There is no evidence design failures at a ‘super hospital’ in Glasgow led to “avoidable deaths” of patients, a review has found.
However, it found that cancer patients were “exposed to risk that could have been lower” at the £850m Queen Elizabeth University Hospital and neighbouring Royal Hospital for Children, which opened in 2015.
It made a number of criticisms about the design, construction and maintenance of the hospital following the deaths of cancer patients who contracted severe infections.
Issues at the hospital were thrust into the public eye following the deaths of ten-year-old Milly Main and a three-year-old boy in August 2017, although the review didn’t investigate specific cases.
Instead, it looked at whether the design, building and ongoing maintenance had caused problems with infection control.
A public inquiry is due to take place into problems at the hospital campus at a later date, while NHS Greater Glasgow and Clyde is taking legal action against its developer.
In their report published on Monday morning, co-chairs Dr Andrew Fraser and Dr Brian Montgomery wrote: “We have not established a sound evidential basis for asserting that avoidable deaths have resulted from failures in the design, build, commissioning or maintenance of the QEUH and RHC.”
They added that patients, visitors and staff “can have confidence” that the hospitals provide a setting for “high-quality healthcare”.
However, the report said the water, drainage and ventilation systems at the hospital were being replaced “to minimise the risk of infection” to cancer patients.
It made a series of criticisms about the design and construction work on the hospital, including the lack of external expertise sought and issues over interpreting guidance when it came to the water and ventilation systems.
Independent scrutiny throughout the process “was not sufficient” and governance did not take account of the scale and complexity of the project, the review found.
It also criticised problems within the leadership team at NHS Greater Glasgow and Clyde and said communication standards regarding issues with the hospital had been “variable”.
Dr Fraser said: “While the hospital provides a safe healthcare environment for patients, staff and visitors, as the review progressed our findings caused us to focus on those clinical places caring for children and adults with cancers including leukaemia.
“These specific groups have been exposed to risk that could have been lower if the correct design, build and commissioning had taken place.
“The series of problems and influences that we have identified through the phases of the QEUH project has disrupted treatment for defined groups of patients, meant additional workload for Infection Prevention and Control teams, many clinical groups and hospital management, and diverted resources and attention from the running of this large and complex facility.”
The review made 63 recommendations for similar future projects, including over water and air quality in clinical environments.

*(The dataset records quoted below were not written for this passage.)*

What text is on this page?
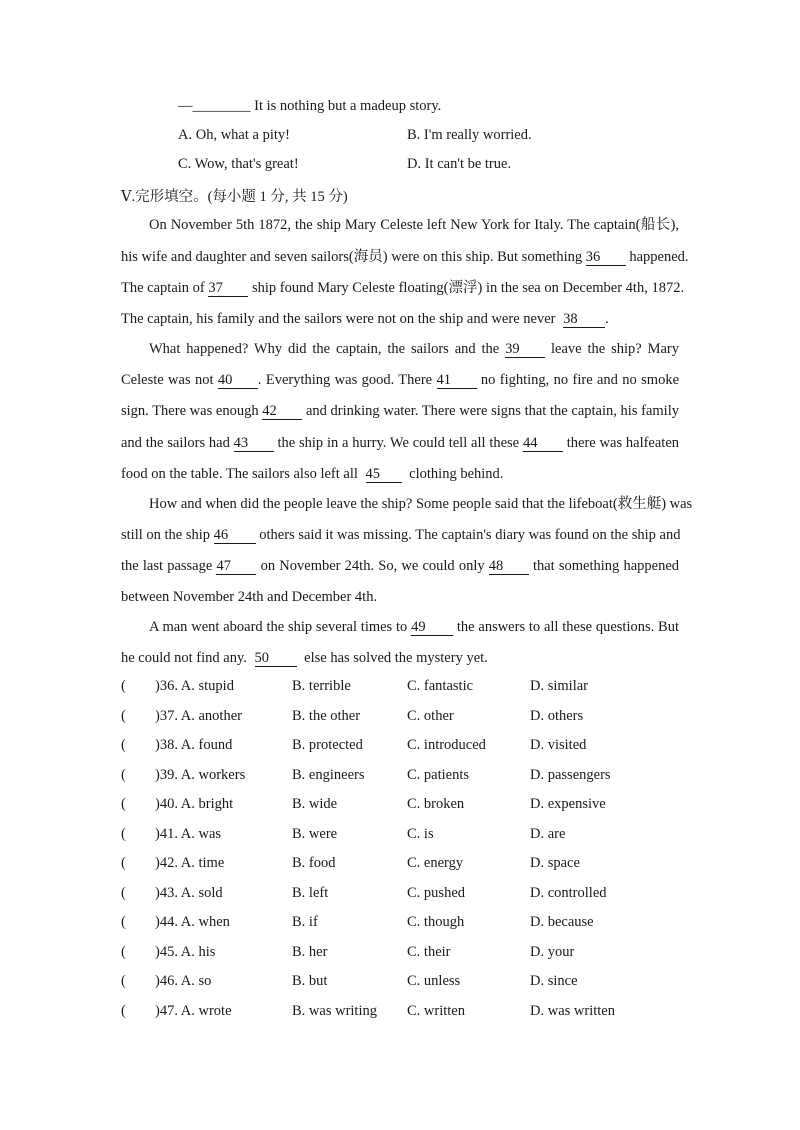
—________ It is nothing but a madeup story.
A. Oh, what a pity!	B. I'm really worried.
C. Wow, that's great!	D. It can't be true.
Ⅴ.完形填空。(每小题 1 分, 共 15 分)
On November 5th 1872, the ship Mary Celeste left New York for Italy. The captain(船长),
his wife and daughter and seven sailors(海员) were on this ship. But something 36 happened.
The captain of 37 ship found Mary Celeste floating(漂浮) in the sea on December 4th, 1872.
The captain, his family and the sailors were not on the ship and were never 38 .
What happened? Why did the captain, the sailors and the 39 leave the ship? Mary
Celeste was not 40 . Everything was good. There 41 no fighting, no fire and no smoke
sign. There was enough 42 and drinking water. There were signs that the captain, his family
and the sailors had 43 the ship in a hurry. We could tell all these 44 there was halfeaten
food on the table. The sailors also left all 45 clothing behind.
How and when did the people leave the ship? Some people said that the lifeboat(救生艇) was
still on the ship 46 others said it was missing. The captain's diary was found on the ship and
the last passage 47 on November 24th. So, we could only 48 that something happened
between November 24th and December 4th.
A man went aboard the ship several times to 49 the answers to all these questions. But
he could not find any. 50 else has solved the mystery yet.
( )36. A. stupid	B. terrible	C. fantastic	D. similar
( )37. A. another	B. the other	C. other	D. others
( )38. A. found	B. protected	C. introduced	D. visited
( )39. A. workers	B. engineers	C. patients	D. passengers
( )40. A. bright	B. wide	C. broken	D. expensive
( )41. A. was	B. were	C. is	D. are
( )42. A. time	B. food	C. energy	D. space
( )43. A. sold	B. left	C. pushed	D. controlled
( )44. A. when	B. if	C. though	D. because
( )45. A. his	B. her	C. their	D. your
( )46. A. so	B. but	C. unless	D. since
( )47. A. wrote	B. was writing C. written	D. was written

Issues over the hospital were thrust into the public eye following the deaths of the two children in August 2017 and, last year, health secretary Jeane Freeman issued an apology to their families.
Ten-year-old Milly Main’s parents said they were not told about concerns over water contamination at the hospital campus.
Milly’s mother, Kimberly Darroch, said she was “100%” certain her daughter died due to infected water at the hospital.
Ms Darroch said she was “disappointed” with the review.
She said: “I’m disappointed the review hasn’t given us any answers about Milly’s death.
“We weren’t spoken to as part of the review, but we hoped it might help us understand more about why Milly contracted an infection.
“We feel we’re still in the dark.
“I don’t understand how they can claim there is no evidence linking failures in the hospital design to avoidable deaths.
“I don’t feel the report has restored any trust in the health board.”
NHS Greater Glasgow and Clyde said it welcomed the findings.
Chief executive Jane Grant said: “This has been a very difficult period for our patients, their families and our staff for which we apologise.
“The findings highlight several areas of learning for NHSGGC. We remain fully committed to applying the learning from this experience.
“We also remain focused on remedying any ongoing consequences of decisions and actions taken when designing, building and commissioning of the hospitals and in their maintenance.”